SHORE (Supportive Housing Opportunities in a Residential Environment) opened last November and contains fifteen units of permanent supportive housing where families and individuals can find the support they need to make the full transition from homelessness to self-sufficiency.
Donald Sommerfield, a SHORE resident, described his own encounter with homelessness, which included living for a period of time in both a tent and a car. Being homeless for a year, Sommerfield survived through determination and the support of family and friends. When SHORE opened, he applied and now lives in one of their apartment units.
Sommerfield, a freelance writer, recently wrote a series of articles for the Ventura County Star about homelessness. In one of these articles, Sommerfield describes how homelessness can be emotionally devastating: "When you had a job and a place to call your own, life was better. But lose one or both and suddenly you're backpedaling, flinching, wondering why the majority of people have turned away from you. That sounds simplistic, but it is often a bitter truth."
Reverend Christian thinks that Lift Up Your Voice is most crucial as an advocate for the homeless. For her, the most challenging part of solving the homeless problem is twofold: listening and collaborating. She describes Hidden Ventura and LUYV as an attempt to "change the city culture from why we can't to how we can. It's not us versus them, but all of us in this together."
Hidden Ventura reflects Christian's optimism about human communication. She thinks the challenge of homelessness speaks to other possibilities, not only for solving homelessness, but learning to become a better community.
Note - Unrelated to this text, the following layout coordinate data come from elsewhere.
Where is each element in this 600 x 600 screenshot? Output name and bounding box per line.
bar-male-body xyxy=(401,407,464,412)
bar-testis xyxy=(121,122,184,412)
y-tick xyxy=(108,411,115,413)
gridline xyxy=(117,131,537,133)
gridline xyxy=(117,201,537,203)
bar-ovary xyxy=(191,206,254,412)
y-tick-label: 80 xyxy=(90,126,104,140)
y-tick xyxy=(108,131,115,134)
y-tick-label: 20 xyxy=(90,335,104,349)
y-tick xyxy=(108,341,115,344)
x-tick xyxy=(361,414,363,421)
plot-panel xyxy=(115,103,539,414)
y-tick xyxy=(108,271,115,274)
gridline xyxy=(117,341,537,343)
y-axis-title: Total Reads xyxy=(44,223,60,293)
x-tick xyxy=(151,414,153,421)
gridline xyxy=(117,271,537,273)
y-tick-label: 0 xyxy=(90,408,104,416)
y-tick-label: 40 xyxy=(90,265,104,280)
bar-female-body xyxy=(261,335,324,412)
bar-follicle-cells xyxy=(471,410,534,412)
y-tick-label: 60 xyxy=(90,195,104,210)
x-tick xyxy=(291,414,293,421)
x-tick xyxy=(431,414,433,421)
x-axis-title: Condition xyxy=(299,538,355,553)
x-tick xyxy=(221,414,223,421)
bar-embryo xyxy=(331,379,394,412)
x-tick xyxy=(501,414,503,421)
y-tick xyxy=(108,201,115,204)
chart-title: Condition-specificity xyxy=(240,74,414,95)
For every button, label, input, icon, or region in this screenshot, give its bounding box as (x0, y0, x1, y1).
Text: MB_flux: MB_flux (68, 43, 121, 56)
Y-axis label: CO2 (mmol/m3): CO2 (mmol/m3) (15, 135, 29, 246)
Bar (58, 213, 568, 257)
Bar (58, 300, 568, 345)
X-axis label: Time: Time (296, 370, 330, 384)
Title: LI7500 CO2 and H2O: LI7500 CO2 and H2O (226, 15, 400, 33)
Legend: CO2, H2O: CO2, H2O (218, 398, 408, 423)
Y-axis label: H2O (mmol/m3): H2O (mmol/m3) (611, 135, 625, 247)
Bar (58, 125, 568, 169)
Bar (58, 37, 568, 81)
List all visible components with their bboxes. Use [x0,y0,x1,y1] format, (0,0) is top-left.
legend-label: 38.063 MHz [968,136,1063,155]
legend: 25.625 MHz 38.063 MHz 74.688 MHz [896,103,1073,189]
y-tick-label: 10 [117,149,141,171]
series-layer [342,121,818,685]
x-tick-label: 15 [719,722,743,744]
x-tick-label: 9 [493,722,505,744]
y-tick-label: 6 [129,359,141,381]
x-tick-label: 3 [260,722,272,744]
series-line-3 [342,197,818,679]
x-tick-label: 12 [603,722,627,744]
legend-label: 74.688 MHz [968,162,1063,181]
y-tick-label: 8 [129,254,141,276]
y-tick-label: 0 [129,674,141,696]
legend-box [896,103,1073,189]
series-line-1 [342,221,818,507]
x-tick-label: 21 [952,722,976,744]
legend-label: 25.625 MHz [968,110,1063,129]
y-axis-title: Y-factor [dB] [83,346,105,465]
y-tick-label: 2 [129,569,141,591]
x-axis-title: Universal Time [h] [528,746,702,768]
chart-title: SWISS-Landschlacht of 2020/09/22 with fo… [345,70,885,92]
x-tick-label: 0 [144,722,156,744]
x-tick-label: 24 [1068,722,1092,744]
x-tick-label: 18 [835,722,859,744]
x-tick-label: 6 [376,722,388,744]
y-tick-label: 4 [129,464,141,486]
For now, however, Hidden Ventura is one small step toward opening up dialogue between those who have housing and those who don't. Its basic purpose is reflected in a song by Pink Floyd using a famous quote from physicist Stephen Hawking: "All we need to do is keep talking."
Jeff Schettler, Residential Site Manager for the River Haven Transitional Living Center, explains the history and purpose of the camp to a group of visitors during the Hidden Ventura Tour.